Fernweh. Aus dem Leben eines Stubenhockers
URAUFFÜHRUNG - Thematisch das rechte Stück zum Urlaub in Berlin. Die Produktionen eines Hörspiels über einen Stubenhocker in einem Berliner Hinterhof und eines Reisemagazins vermischen sich auf wundersame Weise mit Schuberts für Klavier eingerichteter Wandererphantasie. Soll man überhaupt noch weg, wenn man mit Google Maps und StreetView eh schon da ist, bevor man überhaupt loskommt? Ein Resonanzstück mit Musik und vielerlei Projektionen. Eintritt 21-24, erm. 9 Euro.
Inhaltsangabe
In einem Hörfunkstudio wird das Hörspiel "Stubenhocker" produziert. Im angrenzenden Studio geht ein Reisemagazin auf Sendung, und in Studio P4 werden Klavierlieder eingespielt. Die zunächst parallel verlaufenden Geschichten beginnen sich zu vermischen, bis die Sprecher und Musiker einen radikalen Entschluss treffen.
zitty-Kritik
Daheim bleiben oder losziehen – die Ferne hat einen Sog. Aber muss man dem auch nachgehen? Zur Untersuchung dieser Frage hat man in der Neuköllner Oper ein komplettes Tonstudio aufgebaut, mit Sprecherkabinen, einem Regiepult und Pausensofa. Dort wird ein Hörspiel über einen Stubenhocker produziert, der die Welt in seine Hinterhofwohnung nur durch das geöffnete Fenster hereinlässt. Seine Gemütsverfassung bildet die Folie für eine assoziative Reise. Eine der Sprecherinnen hat es gerne extrem. Zum Nordpol einschließlich Eistauchen geht ihr nächster Trip. Bungee-Springen über einem Vulkan war vorvorgestern. Die andere kommt vor lauter Angst vor einer möglicherweise nicht abgedrehten Herdplatte nicht mal zum Flughafen.
Wie immer, wenn Matthias Rebstock und seine Crew ein Thema einkreisen, sind die Bühnenfiguren nur ein kleiner Anker, in einem manchmal komischen, manchmal nachdenklichen Mäandern über die Sehnsucht nach Wanderschaft.

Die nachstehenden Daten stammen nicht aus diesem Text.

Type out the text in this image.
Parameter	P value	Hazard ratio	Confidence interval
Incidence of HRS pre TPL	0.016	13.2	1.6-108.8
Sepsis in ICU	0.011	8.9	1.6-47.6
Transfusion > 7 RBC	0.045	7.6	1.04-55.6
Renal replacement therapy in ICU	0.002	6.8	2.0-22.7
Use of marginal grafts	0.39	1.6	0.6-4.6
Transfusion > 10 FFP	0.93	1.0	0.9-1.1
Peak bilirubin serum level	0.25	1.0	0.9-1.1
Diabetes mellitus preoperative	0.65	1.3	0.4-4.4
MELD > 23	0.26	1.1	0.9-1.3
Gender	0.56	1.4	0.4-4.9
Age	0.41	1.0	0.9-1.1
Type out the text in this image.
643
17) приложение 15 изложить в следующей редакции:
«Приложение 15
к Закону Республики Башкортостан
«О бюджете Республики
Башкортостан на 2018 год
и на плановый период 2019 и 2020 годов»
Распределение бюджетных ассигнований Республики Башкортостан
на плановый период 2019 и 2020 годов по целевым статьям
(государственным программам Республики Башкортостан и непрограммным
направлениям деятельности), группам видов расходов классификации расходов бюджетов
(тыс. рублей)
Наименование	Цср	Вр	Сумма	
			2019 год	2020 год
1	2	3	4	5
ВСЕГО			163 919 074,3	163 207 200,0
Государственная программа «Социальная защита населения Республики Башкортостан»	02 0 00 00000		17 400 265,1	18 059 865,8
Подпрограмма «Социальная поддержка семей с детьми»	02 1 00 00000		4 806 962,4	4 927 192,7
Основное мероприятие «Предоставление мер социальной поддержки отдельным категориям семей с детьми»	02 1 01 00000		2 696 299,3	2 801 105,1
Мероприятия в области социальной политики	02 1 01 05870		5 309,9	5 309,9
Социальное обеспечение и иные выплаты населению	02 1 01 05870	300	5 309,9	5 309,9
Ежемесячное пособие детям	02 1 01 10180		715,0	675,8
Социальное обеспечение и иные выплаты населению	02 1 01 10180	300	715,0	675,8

Da kommen plötzlich Meldungen von der S-Bahn, die wegen des Klimawandels ihren Betrieb einstellt. Und am Ende mündet die Reise zum eigenen Ich in einem mikrobenkleinen U-Boot, das im Inneren des Körpers seine Bahnen zieht. Dazu erklingt David Bowies „Major Tom“, während vorher Schubert mit allerhand Atonalem vermischt wurde. Zwischendurch verliert sich die Erkundung der Fremde zwar ein bisschen in der eigenen Fantasiefülle. Aber das Rauschen der Welt schlägt ebenso wunderliche wie trickreiche Saltos.